I feel like I'm starting to grow into my skin. Which is a really scary feeling.
I have never been forced to be as independent as I am right now.
I have never been forced to put effort into my relationship with Christ without some kind of support system.
It's strange, and as much as I hate it, I know that I will appreciate it.
Because I know that God will not leave me out to dry. I know he is watching, seeing how I am going to deal with all of the things he has put on my plate, knowing that the only way I am going to come out alive is if I give them all back to him and ask for help.
Now if only I could actually listen to my own words.
The biggest struggle of my life has constantly been connecting my knowledge to my feelings, and my feelings to my actions. I'm confined by my senses to really know what God is like and what He is doing.
Lately, I've just been really, really afraid.
Of what, I'm not quite sure, but I have a few ideas.
This is where growing into my new skin comes into play.
I'm scared because things that I have loved and people that I have been undoubtedly affected by, inspired by, and blessed by are starting to seem a thing of the past and that's completely terrifying. No one likes change, but it's rare that you are able to see the change happening in front of you and you can differentiate what is the old and what is the new about you.

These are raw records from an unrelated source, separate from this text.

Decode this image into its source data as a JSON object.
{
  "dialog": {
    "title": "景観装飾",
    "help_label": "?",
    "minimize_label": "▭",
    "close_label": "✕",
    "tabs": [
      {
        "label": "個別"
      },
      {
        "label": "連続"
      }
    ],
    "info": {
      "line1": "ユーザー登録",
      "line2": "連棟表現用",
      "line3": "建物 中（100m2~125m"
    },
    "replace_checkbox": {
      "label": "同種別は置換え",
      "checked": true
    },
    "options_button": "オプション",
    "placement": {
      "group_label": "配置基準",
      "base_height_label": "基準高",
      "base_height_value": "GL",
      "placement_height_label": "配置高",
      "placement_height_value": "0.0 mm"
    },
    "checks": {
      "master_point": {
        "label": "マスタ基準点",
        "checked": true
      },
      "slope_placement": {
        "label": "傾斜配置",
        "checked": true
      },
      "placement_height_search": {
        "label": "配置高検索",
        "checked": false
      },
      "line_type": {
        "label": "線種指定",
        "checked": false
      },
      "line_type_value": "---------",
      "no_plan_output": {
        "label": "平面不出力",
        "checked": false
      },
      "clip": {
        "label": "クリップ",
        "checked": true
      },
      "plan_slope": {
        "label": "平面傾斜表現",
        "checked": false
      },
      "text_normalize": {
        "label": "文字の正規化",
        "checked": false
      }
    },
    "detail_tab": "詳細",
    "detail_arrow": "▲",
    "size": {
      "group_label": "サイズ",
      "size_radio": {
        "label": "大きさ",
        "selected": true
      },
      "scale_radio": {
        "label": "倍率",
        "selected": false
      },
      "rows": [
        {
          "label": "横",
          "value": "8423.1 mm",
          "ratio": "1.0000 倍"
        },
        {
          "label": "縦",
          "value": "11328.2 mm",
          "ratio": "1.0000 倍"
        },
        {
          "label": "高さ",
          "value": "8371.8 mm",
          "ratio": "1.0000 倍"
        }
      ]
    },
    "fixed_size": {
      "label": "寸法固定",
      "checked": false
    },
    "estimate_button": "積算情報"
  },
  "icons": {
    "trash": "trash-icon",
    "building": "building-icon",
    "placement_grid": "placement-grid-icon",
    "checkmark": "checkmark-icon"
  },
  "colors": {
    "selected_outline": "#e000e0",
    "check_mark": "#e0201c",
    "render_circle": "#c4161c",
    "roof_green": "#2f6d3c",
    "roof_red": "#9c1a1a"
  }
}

It's like taking a blindfold off and realizing that you are at a cross road and you have no idea how you got there and there is no road leading back to the place you used to be, the place your heart longs to be, in familiar territory. And you have to make a decision as to which road to take, else you will just decay, staring at the cross roads, in eternal, nail-biting angst over which one to take. What kind of life is that?
It's MY life right now. The life that God has given me right now.
And I will choose to be joyful, right now, and always.